Против «Россиян» действительно ни Витька, ни я ничего не имели против, более того — мы регулярно веселились с Сашкой Жаровым, оператором этой группы, и непосредственно с Жорой Ордановским. Это были классные ребята, да и остальные «Россияне» — тоже. Мы дико хохотали над сверхъестественными шутками Алика Азарова, внимали мудрым сентименциям Сэма, часто ходили на их концерты, потом вместе оттягивались то там, то сям. В отличие от всяких «умных» «Зеркал» и «Джонатанов Ливингстонов», «Россияне» были абсолютными раздолбаями в самом хорошем значении этого слова. Разве в какой-нибудь другой ленинградской группе того времени возможна была такая история — однажды, когда «Россияне» проснулись у кого-то в гостях, один из них взял бидончик и как был, в домашних тапочках, пошёл за пивом. Вернулся он через три недели, загорелый, посвежевший, всё в тех же тапочках и с бидоном, полным свежего пива.

— Где ты так долго пропадал? — спросили его «Россияне», которые совершенно случайно оказались в том же месте и в той же ситуации.

— Да, знаете, встретил знакомого, разговорились, ну и в Сочи махнули. А бидончик я в подвале спрятал. Как сегодня прилетел — сразу туда. Смотрю, бидончик на месте. Ну, думаю, надо ребятам пивка купить — заждались, поди.
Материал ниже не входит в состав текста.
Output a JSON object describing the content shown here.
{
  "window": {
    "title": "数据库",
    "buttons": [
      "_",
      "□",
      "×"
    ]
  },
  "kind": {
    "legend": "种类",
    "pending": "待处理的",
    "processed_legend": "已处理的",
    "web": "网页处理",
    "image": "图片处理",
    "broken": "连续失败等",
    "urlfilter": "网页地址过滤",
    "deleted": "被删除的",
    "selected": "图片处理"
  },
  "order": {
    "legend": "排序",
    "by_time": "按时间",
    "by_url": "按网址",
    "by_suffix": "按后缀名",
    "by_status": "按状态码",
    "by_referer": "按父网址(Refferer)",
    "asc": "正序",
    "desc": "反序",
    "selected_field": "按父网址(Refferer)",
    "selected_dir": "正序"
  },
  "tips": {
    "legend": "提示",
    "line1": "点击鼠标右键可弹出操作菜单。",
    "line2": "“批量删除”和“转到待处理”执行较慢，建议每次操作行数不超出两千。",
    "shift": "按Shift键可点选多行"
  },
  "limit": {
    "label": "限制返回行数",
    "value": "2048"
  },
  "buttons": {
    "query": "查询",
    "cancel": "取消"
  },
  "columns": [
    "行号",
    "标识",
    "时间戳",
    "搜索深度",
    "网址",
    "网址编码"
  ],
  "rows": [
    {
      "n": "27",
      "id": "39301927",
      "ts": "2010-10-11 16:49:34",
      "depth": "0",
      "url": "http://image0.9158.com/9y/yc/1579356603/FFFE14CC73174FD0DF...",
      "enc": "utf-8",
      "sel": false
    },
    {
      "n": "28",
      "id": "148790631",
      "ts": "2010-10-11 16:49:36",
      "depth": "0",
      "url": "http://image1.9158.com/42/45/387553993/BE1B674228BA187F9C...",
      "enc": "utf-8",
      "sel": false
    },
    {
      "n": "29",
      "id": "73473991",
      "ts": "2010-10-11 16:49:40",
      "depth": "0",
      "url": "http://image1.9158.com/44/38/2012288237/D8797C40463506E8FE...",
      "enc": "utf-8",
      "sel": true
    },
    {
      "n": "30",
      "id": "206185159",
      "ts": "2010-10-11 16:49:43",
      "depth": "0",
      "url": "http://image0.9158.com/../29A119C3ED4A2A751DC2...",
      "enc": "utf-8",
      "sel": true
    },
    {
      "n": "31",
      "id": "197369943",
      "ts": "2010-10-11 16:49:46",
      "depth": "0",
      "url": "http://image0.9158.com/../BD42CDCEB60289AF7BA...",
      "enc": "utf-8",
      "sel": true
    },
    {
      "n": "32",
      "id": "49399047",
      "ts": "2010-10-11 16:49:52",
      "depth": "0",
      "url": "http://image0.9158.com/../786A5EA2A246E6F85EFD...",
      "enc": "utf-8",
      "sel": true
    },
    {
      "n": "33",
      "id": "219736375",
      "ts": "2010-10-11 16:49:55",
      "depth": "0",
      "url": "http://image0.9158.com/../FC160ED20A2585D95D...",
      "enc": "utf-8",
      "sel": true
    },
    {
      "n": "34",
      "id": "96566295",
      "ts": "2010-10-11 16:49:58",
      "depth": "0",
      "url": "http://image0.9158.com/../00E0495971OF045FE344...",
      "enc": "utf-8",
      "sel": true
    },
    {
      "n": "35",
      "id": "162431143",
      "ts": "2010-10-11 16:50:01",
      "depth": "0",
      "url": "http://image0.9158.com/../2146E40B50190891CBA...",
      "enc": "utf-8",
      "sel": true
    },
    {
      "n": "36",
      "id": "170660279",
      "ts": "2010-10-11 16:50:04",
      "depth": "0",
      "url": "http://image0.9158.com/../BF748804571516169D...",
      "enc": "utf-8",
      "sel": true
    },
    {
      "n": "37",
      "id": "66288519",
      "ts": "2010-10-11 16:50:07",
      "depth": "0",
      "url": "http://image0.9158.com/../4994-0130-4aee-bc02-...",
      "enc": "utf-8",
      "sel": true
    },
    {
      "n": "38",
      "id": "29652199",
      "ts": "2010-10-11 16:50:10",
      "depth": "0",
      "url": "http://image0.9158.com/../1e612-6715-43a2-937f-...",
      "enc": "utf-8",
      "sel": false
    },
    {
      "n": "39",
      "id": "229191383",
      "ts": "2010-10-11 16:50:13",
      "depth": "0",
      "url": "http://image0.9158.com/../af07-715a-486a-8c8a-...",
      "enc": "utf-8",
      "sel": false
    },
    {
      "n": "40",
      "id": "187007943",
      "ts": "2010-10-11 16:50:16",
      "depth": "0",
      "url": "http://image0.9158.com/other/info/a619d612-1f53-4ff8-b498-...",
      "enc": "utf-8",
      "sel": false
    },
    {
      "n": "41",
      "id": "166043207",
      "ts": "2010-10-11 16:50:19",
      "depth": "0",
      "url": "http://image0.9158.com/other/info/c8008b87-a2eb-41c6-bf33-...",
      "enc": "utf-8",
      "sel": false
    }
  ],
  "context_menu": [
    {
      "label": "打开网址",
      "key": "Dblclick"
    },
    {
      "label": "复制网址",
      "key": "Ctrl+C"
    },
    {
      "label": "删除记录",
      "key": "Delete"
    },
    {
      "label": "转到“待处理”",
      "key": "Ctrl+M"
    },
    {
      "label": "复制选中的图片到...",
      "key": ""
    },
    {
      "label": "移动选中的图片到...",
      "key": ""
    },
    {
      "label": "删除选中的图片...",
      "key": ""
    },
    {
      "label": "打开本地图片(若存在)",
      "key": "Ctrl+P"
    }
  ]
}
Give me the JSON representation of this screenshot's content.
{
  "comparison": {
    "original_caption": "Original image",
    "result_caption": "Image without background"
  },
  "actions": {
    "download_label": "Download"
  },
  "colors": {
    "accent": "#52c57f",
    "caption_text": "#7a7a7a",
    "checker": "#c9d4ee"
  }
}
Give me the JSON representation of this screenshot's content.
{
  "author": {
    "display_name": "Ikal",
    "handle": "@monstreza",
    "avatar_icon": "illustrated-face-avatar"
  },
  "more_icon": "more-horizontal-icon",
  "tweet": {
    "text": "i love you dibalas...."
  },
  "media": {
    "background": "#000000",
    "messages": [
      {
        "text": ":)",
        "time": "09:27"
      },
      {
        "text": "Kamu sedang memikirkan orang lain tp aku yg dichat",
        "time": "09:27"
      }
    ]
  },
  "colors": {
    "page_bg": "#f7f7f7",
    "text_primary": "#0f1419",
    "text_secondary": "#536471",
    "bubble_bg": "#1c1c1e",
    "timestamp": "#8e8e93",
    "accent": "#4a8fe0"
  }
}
Да, «Россияне» были замечательным коллективом. А вот рок-клубовская элита в лице всё той же Тани Ивановой и компании поднимала вялое мятое знамя социального рока, под которое и норовила заманить Жору с друзьями. Эту-то элиту и имел в виду Цой. Наши же песни отличались остроантисоциальной направленностью, и поэтому они наверняка проигрывали в глазах клубменов и клубвуменов. Так они сильно любили тогда социальную сатиру и критику режима, что если таковая отсутствовала в песне, то песня автоматически переводилась из разряда «рок» в разряд «эстрада» (см. «Аквариум», «Зоопарк», позже — «Странные Игры», «Кино»). В общем, чтобы иметь хоть какие-то гарантии нормального существования в клубе первого созыва, нужно было обязательно писать песни протеста. Я даже собирался одно время написать цикл песен под названием «Песни про Тесто» и попробовать их залитовать, в пику революционерам, но как-то руки не дошли.

— Может, и Гребенщиков замолвит словечко, — сказал я.

— Да, возможно. «Мои друзья» ему нравятся.

— А как насчёт названия? — спросил Олег.

— Да, это очень важно, — оживился Витька, — нужно что-нибудь броское, чтобы сразу заинтересовало. Нужно здесь не ошибиться.

— Только давайте без помпезности этой, — сказал я, — а то уже достало — подтексты всякие, глубокие смыслы… Гигантомания какая-то. И в то же время, нужно, чтобы название цепляло. Такое название, как «Аквариум», нам не подойдёт — очень уж неброское. Гребенщиков — фигура сам по себе, он может играть и под таким именем, а мы пока…

— Да, пока — никто, — сказал Цой. — Давайте подумаем, вспомним разные группы — может быть по типу старых битников что-нибудь придумаем. Давайте так, начнём с того, что решим: одно слово будет, или несколько?

— Мне кажется, нужно одно, — сказал Олег.

— Мне кажется, несколько, — сказал я. — Вообще-то я считаю, что лучшее название советской группы, которое я слышал в своей жизни, это «Фрикционные автоколебания как фактор износа трамвайных рельс». Была такая джаз-роковая команда в семидесятые.